Second, ‘Way of Hope’ moves beyond common dichotomies. The cell movement is facilitated by a para-church organization, World Relief, in loose partnership with the Cambodian institutional church. Way of Hope emphasizes both ‘word and deed’ expressions of the gospel not merely ‘alongside each other’,[6] but rather in an integrated, interdependent fashion. To be a cell member is to worship; to worship is to reach out.

Further, Way of Hope leadership consists primarily of female volunteers, very few of whom are formerly trained for the ministry but who are deeply engaged in the community. By moving beyond ‘male/female’ and ‘clergy/laity’ dichotomies, the cells significantly empower those closest to the needs. It allows the movement to remain incarnational, allowing Christ to dwell deeply, through a ‘church without walls’.

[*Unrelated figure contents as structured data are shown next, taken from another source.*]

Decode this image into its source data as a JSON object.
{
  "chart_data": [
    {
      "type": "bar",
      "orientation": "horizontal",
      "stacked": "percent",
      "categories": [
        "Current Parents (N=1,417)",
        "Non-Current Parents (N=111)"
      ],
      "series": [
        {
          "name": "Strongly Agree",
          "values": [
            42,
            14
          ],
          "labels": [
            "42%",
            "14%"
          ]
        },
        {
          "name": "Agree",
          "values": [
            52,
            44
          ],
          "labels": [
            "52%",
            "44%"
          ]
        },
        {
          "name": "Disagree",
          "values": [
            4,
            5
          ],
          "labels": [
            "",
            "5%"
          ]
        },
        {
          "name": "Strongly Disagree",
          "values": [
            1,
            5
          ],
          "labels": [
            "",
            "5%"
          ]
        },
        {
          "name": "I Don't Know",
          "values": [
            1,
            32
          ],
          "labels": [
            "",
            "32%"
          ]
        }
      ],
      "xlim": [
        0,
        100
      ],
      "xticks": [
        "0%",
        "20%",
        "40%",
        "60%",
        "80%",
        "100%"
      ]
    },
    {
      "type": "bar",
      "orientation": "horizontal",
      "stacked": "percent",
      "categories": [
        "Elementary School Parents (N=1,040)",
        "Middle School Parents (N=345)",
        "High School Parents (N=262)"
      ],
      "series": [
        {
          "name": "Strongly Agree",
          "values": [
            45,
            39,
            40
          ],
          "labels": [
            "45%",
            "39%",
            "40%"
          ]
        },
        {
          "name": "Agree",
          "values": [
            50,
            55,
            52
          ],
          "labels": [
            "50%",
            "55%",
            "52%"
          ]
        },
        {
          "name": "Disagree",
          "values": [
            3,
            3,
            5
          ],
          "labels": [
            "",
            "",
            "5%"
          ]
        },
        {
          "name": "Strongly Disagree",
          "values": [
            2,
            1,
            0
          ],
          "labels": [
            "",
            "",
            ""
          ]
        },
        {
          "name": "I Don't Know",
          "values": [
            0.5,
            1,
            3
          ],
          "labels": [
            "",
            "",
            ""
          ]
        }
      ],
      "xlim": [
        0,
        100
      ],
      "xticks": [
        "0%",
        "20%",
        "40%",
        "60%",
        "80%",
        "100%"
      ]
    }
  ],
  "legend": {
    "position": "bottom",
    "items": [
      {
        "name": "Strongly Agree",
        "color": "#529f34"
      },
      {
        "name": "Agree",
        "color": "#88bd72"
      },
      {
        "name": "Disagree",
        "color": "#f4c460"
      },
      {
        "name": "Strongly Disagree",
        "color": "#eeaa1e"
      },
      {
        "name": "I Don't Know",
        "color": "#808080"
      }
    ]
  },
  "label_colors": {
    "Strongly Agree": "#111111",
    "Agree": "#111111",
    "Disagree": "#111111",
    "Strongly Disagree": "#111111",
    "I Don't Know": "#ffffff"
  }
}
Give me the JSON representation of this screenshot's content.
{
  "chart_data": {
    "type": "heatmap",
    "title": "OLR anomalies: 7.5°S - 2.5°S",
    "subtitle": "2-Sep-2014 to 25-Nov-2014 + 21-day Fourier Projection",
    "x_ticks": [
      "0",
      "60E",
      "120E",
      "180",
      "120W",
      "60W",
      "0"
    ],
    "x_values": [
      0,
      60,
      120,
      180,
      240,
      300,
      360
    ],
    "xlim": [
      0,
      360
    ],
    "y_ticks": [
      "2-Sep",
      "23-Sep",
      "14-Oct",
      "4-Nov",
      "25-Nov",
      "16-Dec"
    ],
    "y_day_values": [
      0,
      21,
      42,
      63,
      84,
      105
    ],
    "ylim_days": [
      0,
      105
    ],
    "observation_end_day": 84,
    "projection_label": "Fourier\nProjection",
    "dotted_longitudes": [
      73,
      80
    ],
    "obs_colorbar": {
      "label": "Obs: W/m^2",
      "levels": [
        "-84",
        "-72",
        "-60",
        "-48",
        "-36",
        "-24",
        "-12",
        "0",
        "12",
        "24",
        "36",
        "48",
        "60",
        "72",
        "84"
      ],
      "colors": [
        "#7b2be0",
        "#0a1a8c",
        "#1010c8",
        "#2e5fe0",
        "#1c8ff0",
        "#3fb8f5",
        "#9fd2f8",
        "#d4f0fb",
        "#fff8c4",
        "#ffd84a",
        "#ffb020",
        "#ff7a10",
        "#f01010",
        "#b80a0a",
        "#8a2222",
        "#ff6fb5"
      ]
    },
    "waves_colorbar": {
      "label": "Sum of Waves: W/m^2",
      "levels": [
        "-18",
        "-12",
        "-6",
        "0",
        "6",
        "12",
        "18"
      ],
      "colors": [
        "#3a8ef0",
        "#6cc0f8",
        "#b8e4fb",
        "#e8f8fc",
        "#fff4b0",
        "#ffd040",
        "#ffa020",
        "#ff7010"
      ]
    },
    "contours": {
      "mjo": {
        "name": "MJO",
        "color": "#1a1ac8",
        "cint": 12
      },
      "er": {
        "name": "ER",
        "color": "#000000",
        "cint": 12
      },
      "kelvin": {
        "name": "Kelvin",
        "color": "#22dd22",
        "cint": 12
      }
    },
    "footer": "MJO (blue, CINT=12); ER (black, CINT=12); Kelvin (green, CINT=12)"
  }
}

Third, ‘Way of Hope’ moves beyond working ‘on behalf of the poor’ to allowing the poor to become their own actors of change. Too often, well intended out-siders seek to work ‘for the poor’[7] or even ‘with the poor’ but, in so doing, snuff out local initiative.[8]Such posture, and corresponding models, can further entrench poverty, especially the form of poverty that results when our friends feel inferior relative to the west.[9] Ministry ‘by the poor’, within their own communities, has the potential to transform from the inside out. Moreover, the likelihood for these interventions to sustain is higher because ownership is higher. Way of Hope allows the poor, those marginalized and on the periphery, to become actors in solving their own community problems. This represents empowerment in its truest form.

Appendix Endnotes:

  1. World Relief (www.worldrelief.org) is U.S. based nonprofit working worldwide to empower the local church to serve the most vulnerable through health, economic development, refugee assistance, and disaster response.
  2. Note, the Cambodian government requires registration once a group exceeds 30 people so, from the practical perspective of avoiding the bureaucracy involved, the cells have remained small.
  3. Based on an interview with Nareth, World Relief provincial leader, in September 2007.
  4. See for example, Harper, P. and Metzger, P.L., Exploring Ecclesiology: An Evangelical and Ecumenical Introduction (Brazos Press, 2009).
  5. Ecclesia semper reformanda, from Bosch, David, Transforming Mission (New York: Mary-knoll Orbis, 1991).
  6. Quoted from the Micah Declaration on Integral Mission, developed at the Micah Network consultation on Integral Mission held in Oxford during September 2001.
  7. Often characterized as becoming ‘a voice for the poor’.
  8. In Pedagogy of the Oppressed (New York: Continuum Books, 1990), Paulo Friere refers to this as ‘conscientization’, that is, when the poor move from being mere objects in the process of change to actually becoming sub-jects, or change agents.
  9. Bryant Myers, and others, tackle this subject by identifying ‘poverty of being’ and ‘poverty of vocation’ as the deepest and worst forms of poverty. See Walking with the Poor (New York: Maryknoll Orbis, 1999).